Lavish Dhaka flat was Tulip’s permanent address

The Telegraph reports


FE REPORT | February 10, 2025 00:00:00


Tulip Siddiq, former British anti-corruption minister and current Labour Party MP, was included as a resident of a 10-storey luxury building in Dhaka, the fifth property linked with her family in Bangladesh, UK daily The Telegraph reported citing sources.

The "permanent address" of the Labour MP was a lavish apartment complex in Gulshan, named "Siddiques" in 2014, the report said, citing officials at Dhaka without identifying them.

She was a councillor in Camden, north London at that time.

However, sources from the Labour Party said she does not own any properties in Bangladesh, nor she need to answer queries about addresses which does not belong to her, the UK daily said in its report.

Tulip Siddiq, after resigning as UK City Minister a month ago, has still been facing questions about her property and links to her aunt, it reported.

She was forced to resign from the front bench after Sir Laurie Magnus, the prime minister's ethics adviser, found that she had inadvertently misled the public over a flat gifted to her by a man linked to the Awami League party led by Sheikh Hasina.

Bangladesh's Anti-corruption Commission (ACC) was investigating a family holiday home in Kanaiya, including a plot named "Tulip's Territory", The Telegraph can reveal Tulip Siddiq's links to a fifth property in the country, according to the report.

An official document shows the property was considered both her "current" and "permanent" address.
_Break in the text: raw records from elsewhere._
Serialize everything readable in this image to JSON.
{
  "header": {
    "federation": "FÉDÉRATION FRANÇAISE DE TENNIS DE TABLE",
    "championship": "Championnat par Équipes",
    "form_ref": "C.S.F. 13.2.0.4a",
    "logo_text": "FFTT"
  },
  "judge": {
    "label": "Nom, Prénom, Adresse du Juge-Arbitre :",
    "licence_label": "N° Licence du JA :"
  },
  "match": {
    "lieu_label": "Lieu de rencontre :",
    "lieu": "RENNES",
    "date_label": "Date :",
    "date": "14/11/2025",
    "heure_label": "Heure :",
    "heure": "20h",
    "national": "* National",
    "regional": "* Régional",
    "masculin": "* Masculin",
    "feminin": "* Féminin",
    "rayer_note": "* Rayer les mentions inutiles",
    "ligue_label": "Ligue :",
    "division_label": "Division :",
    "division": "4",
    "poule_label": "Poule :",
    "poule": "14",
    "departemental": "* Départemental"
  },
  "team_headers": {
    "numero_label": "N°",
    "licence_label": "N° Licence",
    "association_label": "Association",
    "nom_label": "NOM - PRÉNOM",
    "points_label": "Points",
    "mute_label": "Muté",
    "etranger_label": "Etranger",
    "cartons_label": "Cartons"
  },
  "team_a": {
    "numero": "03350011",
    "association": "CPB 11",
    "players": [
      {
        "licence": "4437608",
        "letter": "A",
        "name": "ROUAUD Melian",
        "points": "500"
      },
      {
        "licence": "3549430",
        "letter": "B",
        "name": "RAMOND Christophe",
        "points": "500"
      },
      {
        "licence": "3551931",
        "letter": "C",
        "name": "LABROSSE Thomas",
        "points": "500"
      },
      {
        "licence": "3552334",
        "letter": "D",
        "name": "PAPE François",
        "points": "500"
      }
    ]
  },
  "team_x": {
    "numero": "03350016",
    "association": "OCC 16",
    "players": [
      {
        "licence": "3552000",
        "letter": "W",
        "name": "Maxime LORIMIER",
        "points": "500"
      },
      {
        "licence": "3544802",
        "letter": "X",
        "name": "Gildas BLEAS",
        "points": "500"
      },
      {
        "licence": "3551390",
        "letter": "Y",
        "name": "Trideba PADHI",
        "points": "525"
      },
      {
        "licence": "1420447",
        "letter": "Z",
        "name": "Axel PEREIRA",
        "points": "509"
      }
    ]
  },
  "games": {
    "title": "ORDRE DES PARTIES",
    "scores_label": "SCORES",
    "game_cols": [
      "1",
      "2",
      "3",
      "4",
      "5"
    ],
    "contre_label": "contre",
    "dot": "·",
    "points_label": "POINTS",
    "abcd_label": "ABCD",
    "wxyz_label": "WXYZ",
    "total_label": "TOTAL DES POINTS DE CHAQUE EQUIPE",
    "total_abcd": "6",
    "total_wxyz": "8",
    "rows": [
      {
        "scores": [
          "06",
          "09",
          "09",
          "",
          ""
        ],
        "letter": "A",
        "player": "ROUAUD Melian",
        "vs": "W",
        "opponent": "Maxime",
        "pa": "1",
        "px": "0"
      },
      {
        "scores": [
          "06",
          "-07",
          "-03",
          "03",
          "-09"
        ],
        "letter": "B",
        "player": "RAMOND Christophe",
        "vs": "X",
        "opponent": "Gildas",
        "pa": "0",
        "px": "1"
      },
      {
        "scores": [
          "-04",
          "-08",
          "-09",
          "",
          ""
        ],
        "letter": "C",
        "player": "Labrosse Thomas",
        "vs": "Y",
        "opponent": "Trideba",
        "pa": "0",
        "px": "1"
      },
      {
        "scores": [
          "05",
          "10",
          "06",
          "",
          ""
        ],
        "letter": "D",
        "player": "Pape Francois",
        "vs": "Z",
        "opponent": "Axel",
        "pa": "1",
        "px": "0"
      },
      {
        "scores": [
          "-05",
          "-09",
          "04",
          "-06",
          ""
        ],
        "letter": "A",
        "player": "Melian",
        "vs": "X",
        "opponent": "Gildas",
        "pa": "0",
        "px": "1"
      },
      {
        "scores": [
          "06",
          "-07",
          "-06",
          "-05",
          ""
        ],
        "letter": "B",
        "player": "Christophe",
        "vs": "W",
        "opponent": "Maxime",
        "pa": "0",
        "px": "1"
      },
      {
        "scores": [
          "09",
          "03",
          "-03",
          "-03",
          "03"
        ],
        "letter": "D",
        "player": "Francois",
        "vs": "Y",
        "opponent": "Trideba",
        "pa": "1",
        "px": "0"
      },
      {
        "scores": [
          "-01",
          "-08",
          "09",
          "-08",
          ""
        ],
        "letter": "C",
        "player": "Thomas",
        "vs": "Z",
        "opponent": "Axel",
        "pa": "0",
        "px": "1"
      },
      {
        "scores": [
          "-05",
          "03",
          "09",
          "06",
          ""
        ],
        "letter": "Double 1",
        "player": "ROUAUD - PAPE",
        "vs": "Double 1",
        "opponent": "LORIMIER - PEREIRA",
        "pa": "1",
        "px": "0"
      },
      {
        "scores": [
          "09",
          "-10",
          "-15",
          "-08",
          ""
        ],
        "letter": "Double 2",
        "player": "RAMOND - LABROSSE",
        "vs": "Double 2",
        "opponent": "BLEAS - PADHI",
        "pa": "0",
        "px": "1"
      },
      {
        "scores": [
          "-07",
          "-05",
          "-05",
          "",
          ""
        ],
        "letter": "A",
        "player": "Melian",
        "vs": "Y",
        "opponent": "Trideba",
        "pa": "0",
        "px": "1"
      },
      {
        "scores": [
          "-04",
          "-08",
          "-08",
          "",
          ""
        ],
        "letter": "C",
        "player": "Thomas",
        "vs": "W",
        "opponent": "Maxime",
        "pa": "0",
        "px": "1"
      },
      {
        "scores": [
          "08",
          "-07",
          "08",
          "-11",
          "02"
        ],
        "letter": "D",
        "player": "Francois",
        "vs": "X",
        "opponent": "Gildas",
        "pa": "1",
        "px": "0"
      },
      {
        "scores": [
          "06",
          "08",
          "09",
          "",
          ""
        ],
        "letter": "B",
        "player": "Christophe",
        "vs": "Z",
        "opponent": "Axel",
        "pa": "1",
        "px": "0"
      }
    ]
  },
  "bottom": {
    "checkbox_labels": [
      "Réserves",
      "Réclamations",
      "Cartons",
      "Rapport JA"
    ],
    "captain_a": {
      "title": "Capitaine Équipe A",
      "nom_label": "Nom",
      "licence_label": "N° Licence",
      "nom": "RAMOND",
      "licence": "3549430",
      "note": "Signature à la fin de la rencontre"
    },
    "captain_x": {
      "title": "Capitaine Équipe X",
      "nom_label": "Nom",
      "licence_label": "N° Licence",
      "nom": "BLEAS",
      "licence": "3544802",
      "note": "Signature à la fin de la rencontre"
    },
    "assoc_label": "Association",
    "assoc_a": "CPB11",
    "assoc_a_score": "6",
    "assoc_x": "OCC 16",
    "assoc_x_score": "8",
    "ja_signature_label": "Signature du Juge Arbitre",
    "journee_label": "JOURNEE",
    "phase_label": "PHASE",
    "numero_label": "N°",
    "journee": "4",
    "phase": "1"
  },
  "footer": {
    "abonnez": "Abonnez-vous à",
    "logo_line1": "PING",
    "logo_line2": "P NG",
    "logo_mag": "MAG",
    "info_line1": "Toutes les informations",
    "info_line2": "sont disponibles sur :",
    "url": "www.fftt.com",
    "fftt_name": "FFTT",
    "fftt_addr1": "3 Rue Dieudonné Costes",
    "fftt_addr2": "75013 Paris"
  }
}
The document is dated three weeks after Tulip Siddiq stood down as a Camden councillor in May 2014, it said.

"The 10-storey apartment block in the upmarket Gulshan area of the capital was built in the 2010s and according to a promotional video is home to a roof terrace and two and three-bedroom properties with balconies," the report said.

It is unclear if the building is named after Tulip Siddiq's father Shafique Ahmed Siddique, her grandfather or the family in general, it added.

Citing a person having knowledge of the property, the report said it was built on land owned by a member of the family, but Labour declined to answer questions about whether the family still owned any of the flats in the building or who specifically it was named after.

In addition to the property named after family members, Tulip Siddiq has been linked to another address in Gulshan and her aunt's house in Dhanmondi in court papers.

Tulip Siddiq also previously owned a flat in Dhaka with another family member worth more than £100,000, which was sold in 2015 according to Parliament's Register of Interests.

Labour, responding on behalf of Tulip Siddiq, declined to comment on the property named after her family in Gulshan, according to the report.